At the beginning of this post, I gave times for the predicted peak in the Eastern, Central, and Mountain time zones, but left out Pacific. That’s because the AMO radiant – the point in the constellation of Monocerotis from which the meteors appear to originate – is below the horizon at the peak time for locations west of Denver. That means people on the Pacific Coast will not see this outburst, even if their skies are clear. So if you live there and want to experience the shower, you need to go quite a bit east. If you do, please don’t blame me if the outburst is a no show; as I said, I am a bit skeptical. For the eastern United States, the radiant is not very high in the sky at the forecast peak time (about 23° in Orlando), which is unfortunate since the observed number of meteors is tied to the radiant altitude. The higher the radiant, the more meteors people see.

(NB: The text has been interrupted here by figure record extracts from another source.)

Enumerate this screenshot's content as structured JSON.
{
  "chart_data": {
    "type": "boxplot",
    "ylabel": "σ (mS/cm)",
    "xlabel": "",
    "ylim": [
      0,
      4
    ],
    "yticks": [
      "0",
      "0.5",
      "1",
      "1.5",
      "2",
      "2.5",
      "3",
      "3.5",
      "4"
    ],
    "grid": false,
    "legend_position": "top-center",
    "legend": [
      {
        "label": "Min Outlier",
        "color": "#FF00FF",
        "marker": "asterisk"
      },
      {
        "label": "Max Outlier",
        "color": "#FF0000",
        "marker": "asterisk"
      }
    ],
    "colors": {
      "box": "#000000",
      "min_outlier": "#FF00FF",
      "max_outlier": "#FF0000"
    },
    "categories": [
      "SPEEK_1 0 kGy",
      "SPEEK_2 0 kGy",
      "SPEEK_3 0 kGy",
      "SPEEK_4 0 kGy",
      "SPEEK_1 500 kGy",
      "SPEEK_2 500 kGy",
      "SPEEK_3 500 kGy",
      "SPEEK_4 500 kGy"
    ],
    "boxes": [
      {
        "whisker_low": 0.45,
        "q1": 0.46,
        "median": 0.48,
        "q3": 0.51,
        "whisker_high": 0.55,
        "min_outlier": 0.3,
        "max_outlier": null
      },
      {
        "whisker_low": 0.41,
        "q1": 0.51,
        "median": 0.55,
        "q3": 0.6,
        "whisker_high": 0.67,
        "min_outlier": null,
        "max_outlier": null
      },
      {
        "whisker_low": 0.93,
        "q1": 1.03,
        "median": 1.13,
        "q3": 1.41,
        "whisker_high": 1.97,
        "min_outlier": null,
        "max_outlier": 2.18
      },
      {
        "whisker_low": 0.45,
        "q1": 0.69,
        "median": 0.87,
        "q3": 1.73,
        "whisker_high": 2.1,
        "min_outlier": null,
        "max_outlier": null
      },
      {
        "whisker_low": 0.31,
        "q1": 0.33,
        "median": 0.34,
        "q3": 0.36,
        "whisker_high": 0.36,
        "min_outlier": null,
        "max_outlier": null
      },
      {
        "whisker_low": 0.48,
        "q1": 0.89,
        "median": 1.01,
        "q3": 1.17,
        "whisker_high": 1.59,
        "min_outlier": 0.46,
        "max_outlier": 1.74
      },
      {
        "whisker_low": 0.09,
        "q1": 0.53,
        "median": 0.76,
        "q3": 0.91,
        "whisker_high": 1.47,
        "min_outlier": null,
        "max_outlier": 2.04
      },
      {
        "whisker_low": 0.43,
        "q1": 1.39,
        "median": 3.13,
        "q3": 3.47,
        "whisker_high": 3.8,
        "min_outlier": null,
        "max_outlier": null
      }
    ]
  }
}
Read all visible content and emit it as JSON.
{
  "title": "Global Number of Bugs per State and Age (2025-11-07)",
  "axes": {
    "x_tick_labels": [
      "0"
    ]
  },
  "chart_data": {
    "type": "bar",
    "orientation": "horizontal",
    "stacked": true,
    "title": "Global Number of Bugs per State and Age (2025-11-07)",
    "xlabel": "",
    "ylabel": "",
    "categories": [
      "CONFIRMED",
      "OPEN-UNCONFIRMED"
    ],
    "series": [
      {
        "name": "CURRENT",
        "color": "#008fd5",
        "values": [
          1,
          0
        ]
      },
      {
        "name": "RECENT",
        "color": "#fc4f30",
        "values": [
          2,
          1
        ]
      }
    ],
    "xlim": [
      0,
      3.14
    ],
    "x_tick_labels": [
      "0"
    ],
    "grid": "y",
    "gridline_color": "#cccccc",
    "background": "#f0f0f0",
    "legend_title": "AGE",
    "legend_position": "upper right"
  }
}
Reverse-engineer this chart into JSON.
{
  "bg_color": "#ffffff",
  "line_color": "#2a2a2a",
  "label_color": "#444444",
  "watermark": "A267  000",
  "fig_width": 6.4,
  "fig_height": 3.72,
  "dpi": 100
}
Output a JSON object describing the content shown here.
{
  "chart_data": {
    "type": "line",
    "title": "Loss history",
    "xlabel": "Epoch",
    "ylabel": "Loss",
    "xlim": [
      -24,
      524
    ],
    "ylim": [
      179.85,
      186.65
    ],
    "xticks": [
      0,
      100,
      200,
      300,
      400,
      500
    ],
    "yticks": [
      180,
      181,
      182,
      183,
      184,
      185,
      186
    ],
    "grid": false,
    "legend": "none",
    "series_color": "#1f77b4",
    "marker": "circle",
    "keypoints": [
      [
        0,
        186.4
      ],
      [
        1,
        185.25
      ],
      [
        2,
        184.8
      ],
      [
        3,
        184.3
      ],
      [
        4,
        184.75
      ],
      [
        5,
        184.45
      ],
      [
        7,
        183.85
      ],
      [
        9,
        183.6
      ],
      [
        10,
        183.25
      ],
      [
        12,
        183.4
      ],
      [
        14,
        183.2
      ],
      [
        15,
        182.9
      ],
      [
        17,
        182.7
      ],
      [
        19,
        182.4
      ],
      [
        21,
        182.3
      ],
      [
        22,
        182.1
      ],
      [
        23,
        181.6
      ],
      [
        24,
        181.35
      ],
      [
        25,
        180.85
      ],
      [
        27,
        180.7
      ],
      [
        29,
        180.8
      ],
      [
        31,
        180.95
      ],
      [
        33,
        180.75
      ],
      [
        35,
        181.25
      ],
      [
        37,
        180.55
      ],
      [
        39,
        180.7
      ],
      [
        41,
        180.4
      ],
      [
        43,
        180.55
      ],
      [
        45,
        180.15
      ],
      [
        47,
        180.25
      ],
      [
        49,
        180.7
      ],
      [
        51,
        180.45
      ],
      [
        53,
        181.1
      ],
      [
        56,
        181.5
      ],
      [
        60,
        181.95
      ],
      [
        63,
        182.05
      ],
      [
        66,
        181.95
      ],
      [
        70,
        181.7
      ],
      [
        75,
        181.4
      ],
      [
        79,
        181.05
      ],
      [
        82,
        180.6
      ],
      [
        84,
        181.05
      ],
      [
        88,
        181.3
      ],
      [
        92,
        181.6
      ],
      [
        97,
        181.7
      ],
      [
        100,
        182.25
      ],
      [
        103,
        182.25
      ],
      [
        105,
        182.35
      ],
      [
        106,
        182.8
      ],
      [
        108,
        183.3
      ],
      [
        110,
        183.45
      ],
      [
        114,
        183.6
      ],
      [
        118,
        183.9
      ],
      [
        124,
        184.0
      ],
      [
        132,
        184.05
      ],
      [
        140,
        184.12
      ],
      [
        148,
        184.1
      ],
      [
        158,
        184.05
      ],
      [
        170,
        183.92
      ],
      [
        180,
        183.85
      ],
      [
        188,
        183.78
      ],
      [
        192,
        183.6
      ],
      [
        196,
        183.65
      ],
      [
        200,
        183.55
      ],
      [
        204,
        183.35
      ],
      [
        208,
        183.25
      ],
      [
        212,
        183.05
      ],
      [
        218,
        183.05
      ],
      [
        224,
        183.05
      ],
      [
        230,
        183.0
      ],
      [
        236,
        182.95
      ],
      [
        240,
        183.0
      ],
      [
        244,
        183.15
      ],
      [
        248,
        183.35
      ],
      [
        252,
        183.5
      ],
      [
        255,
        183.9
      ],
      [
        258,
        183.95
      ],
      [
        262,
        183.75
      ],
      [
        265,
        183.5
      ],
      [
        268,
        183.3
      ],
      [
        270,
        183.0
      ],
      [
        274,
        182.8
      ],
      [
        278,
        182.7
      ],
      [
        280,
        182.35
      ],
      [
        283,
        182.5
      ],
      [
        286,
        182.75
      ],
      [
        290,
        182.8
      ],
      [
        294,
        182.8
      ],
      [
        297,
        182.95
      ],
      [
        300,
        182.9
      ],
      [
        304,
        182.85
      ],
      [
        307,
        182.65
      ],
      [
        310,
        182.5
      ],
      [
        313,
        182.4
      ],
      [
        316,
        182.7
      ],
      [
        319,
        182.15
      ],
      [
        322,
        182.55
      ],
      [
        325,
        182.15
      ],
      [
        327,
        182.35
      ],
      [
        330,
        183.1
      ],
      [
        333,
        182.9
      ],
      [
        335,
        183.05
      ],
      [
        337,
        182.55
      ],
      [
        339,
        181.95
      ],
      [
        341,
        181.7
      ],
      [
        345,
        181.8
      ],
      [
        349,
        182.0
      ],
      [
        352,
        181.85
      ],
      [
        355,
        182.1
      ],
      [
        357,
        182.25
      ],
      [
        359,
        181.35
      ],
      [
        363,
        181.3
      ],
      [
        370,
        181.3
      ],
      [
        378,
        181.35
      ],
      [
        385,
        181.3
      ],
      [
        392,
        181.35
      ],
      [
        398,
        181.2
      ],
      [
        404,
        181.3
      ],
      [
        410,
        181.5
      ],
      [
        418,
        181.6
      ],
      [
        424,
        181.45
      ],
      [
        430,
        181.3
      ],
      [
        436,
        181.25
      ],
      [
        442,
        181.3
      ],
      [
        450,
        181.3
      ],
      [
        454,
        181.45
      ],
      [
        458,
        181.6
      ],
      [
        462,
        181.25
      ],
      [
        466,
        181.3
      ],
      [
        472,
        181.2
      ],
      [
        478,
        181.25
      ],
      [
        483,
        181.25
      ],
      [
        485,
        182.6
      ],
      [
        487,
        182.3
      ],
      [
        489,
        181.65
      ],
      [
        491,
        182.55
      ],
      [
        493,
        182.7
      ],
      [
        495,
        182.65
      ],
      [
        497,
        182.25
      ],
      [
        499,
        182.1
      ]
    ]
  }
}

So my computer savvy colleagues have generated this map, which shows the total numbers of meteors you can expect to see if the outburst is similar to that of 1995. Blue is good, red is worse, white means no meteors at all. The decrease in total expected meteors is pretty obvious as you move west
And of course, there is the weather. Remember, you need clear, dark skies to see meteors, and it looks like Mother Nature is going to be mean, with clouds forecast over much of the part of the U.S. that has a chance of observing the outburst. So, if you are gifted with good seeing, give yourself about 45 minutes to adjust to the dark – go out about 10:35 PM Eastern, 9:35 PM Central, or 8:35 PM Mountain. Lie flat on your back, look straight up, and enjoy looking at the night sky (maybe listen to some appropriate tunes, but don’t look at your cell phone, as the bright screen will ruin your night vision). If Jenniskens and Lyytinen are right, you might see some pieces of a comet that awaits discovery, burning up in the atmosphere 60 miles above your head.
That’s worth a couple of hours, I think. Even if there is no outburst, it doesn’t hurt to get out under the stars for a bit.